Five amplicons of the nucleotide sequence of RdRp, with the sizes of 783, 649, 1,683, 413, and 881 bp were obtained by PCR (Figure 4A, lanes 1–5). Two amplicons of the nucleotide sequence of capsid protein gene, with the sizes of 662 and 906 bp, were generated by PCR (Figure 4A, lanes 6 and 7). Then, by sequencing and assembling the overlapping amplicons, the nucleotide sequences of RdRp and capsid protein genes of CMNV isolated from L. crocea were determined, which were 3,132 and 1,314 bp in length, respectively.

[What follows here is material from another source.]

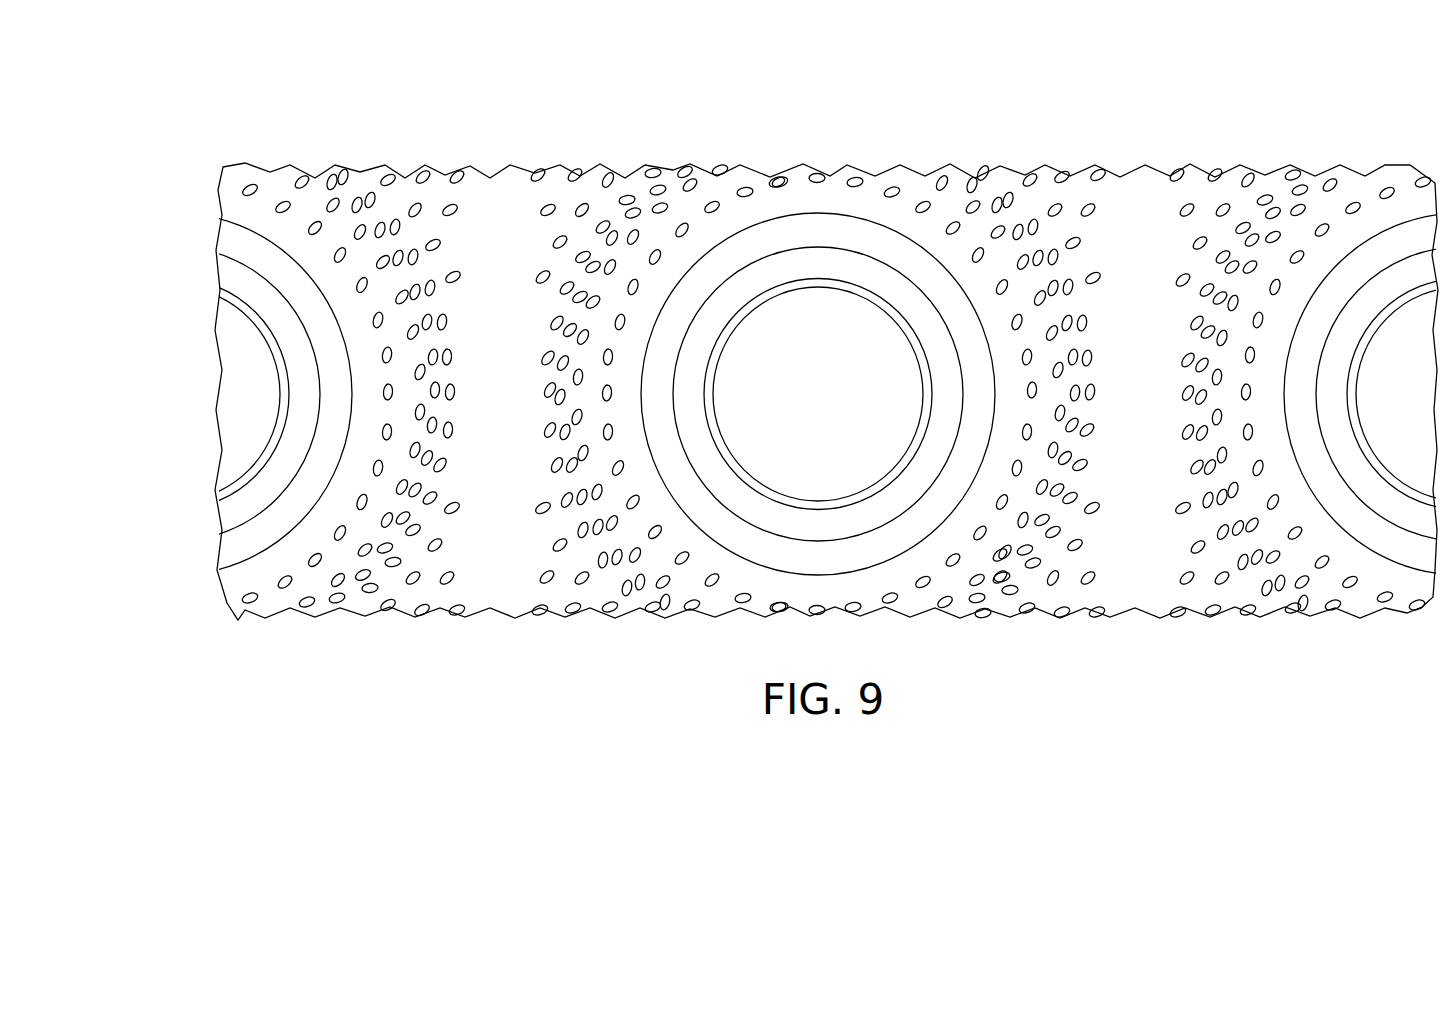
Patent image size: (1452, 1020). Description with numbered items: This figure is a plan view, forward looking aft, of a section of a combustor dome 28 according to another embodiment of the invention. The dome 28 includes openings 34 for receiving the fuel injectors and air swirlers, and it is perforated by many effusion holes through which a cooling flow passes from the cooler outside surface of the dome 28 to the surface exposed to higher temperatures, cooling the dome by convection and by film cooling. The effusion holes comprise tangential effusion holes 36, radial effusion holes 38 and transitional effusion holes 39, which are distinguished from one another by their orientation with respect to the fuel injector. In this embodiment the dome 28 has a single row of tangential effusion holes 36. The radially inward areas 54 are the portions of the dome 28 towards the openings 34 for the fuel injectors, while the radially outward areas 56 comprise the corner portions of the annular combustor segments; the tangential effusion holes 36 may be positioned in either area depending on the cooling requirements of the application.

Searching results of BLASTx showed that the obtained sequences of RdRp and capsid protein genes of CMNV isolated from L. crocea had 99% similarities to the corresponding gene sequences of CMNV isolates from P. vannamei (MT270124 and MT270123) and L. polyactis (MW625911 and MW625912). The phylogenetic analysis indicated that both the RdRp and capsid protein gene sequences of CMNV isolated from L. crocea were clustered tightly with the corresponding sequences of other CMNV isolates. However, it showed a high variation rate with the other members of Alpha Nodavirus, including Drosophila melanogaster American nodavirus (DmANV), flock house virus (FHV), black beetle virus (BBC), P. vannamei nodavirus (PvNV), and M. rosenbergii nodavirus (MrNV), etc. (Figure 4B).

The CPE was first observed by light microscopy at 4 days postinoculation (dpi) of tissue filtrates. The cells shrank, their boundaries became invisible, and a degree of cell fusion appeared. The cell monolayer was destroyed on day four (Figure 5A). After three consecutive passages, the CPE became more consistent. Cell cultures were positive for CMNV by PCR assay (Figure 5B). The expected fragment with 619 and 413 bp in size of the CMNV partial RdRp gene was cloned and sequenced from the inoculated cells. The phylogenetic analysis showed that CMNV isolated from EPC cell cultures was clustered into the same branch with the known CMNV isolates (Figure 5C). Typical CMNV-like virus inclusion bodies could be observed around the lysed cells under the TEM (Figure 5D).